Music producer Giorgio Gomelsky has died aged 81.
His long-term partner Janice Daley told the New York Times that he’d passed away due to complications of colon cancer.
A prominent figure in London’s music scene in the early 60s, Gomelsky managed the Yardbirds and pioneered many other artists in his career including Soft Machine, Gong and Magma.
He opened London club Crawdaddy in 1963 and booked the Rolling Stones for their first paid shows. He also founded record label Marmalade and produced Soft Machine’s first demos.
He’s credited with organising the UK’s first blues festival in Birmingham – with a list of acts that included the Yardbirds, the Spencer Davis Group and Long John Baldry’s Hoochie Coochie Men with Rod Stewart.

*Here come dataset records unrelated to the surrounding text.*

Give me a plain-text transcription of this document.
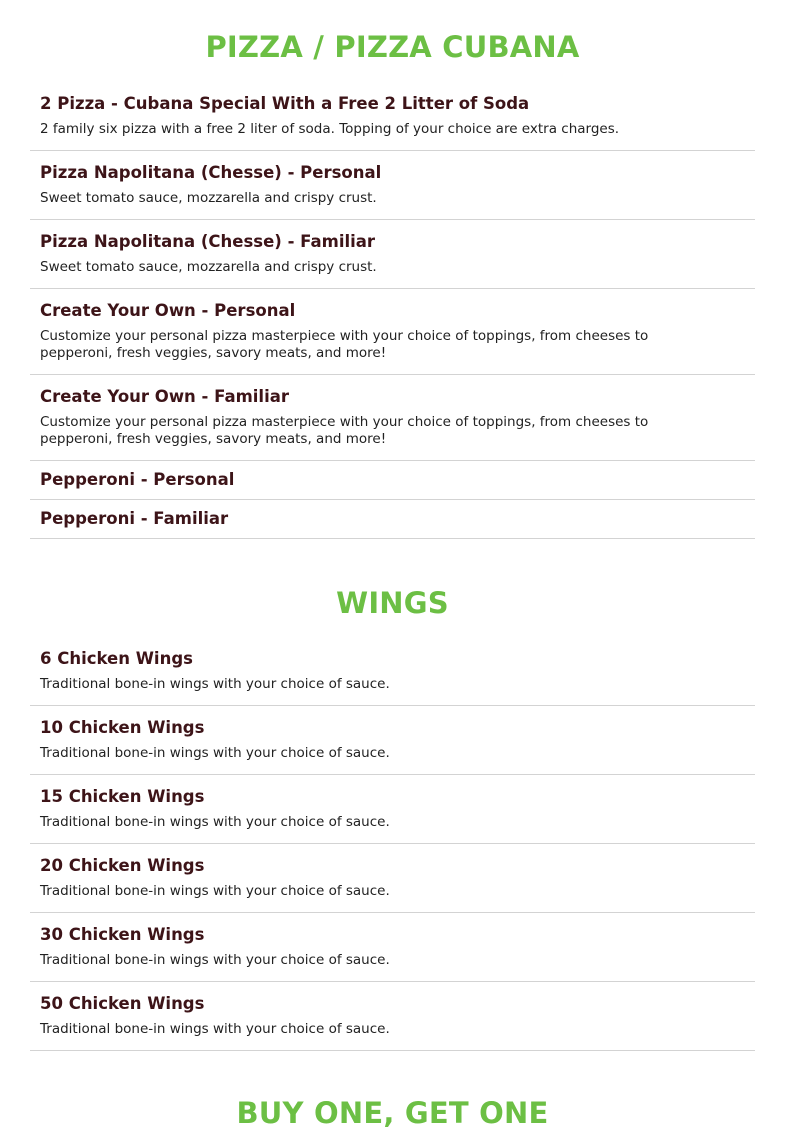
PIZZA / PIZZA CUBANA
2 Pizza - Cubana Special With a Free 2 Litter of Soda
2 family six pizza with a free 2 liter of soda. Topping of your choice are extra charges.
Pizza Napolitana (Chesse) - Personal
Sweet tomato sauce, mozzarella and crispy crust.
Pizza Napolitana (Chesse) - Familiar
Sweet tomato sauce, mozzarella and crispy crust.
Create Your Own - Personal
Customize your personal pizza masterpiece with your choice of toppings, from cheeses to pepperoni, fresh veggies, savory meats, and more!
Create Your Own - Familiar
Customize your personal pizza masterpiece with your choice of toppings, from cheeses to pepperoni, fresh veggies, savory meats, and more!
Pepperoni - Personal
Pepperoni - Familiar
WINGS
6 Chicken Wings
Traditional bone-in wings with your choice of sauce.
10 Chicken Wings
Traditional bone-in wings with your choice of sauce.
15 Chicken Wings
Traditional bone-in wings with your choice of sauce.
20 Chicken Wings
Traditional bone-in wings with your choice of sauce.
30 Chicken Wings
Traditional bone-in wings with your choice of sauce.
50 Chicken Wings
Traditional bone-in wings with your choice of sauce.
BUY ONE, GET ONE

He relocated to New York in 1978 and turned his townhouse into a recording space for bands such as Bad Brains, Richard Hell and John Zorn.
In a 2000 interview with author Richie Unterberger, Gomelsky said: “My mission was to innovate, to push envelopes, to get a new thing established, to allow the underdog, the underground, to come forward and up.
“I had no presumption, assumption or desire to have a career in the music business. I just wanted to prove a point. I was passionately interested in change, and change was needed.”
He is survived by Daley, his daughters, Alexandra and Donatella, and son, Sergio.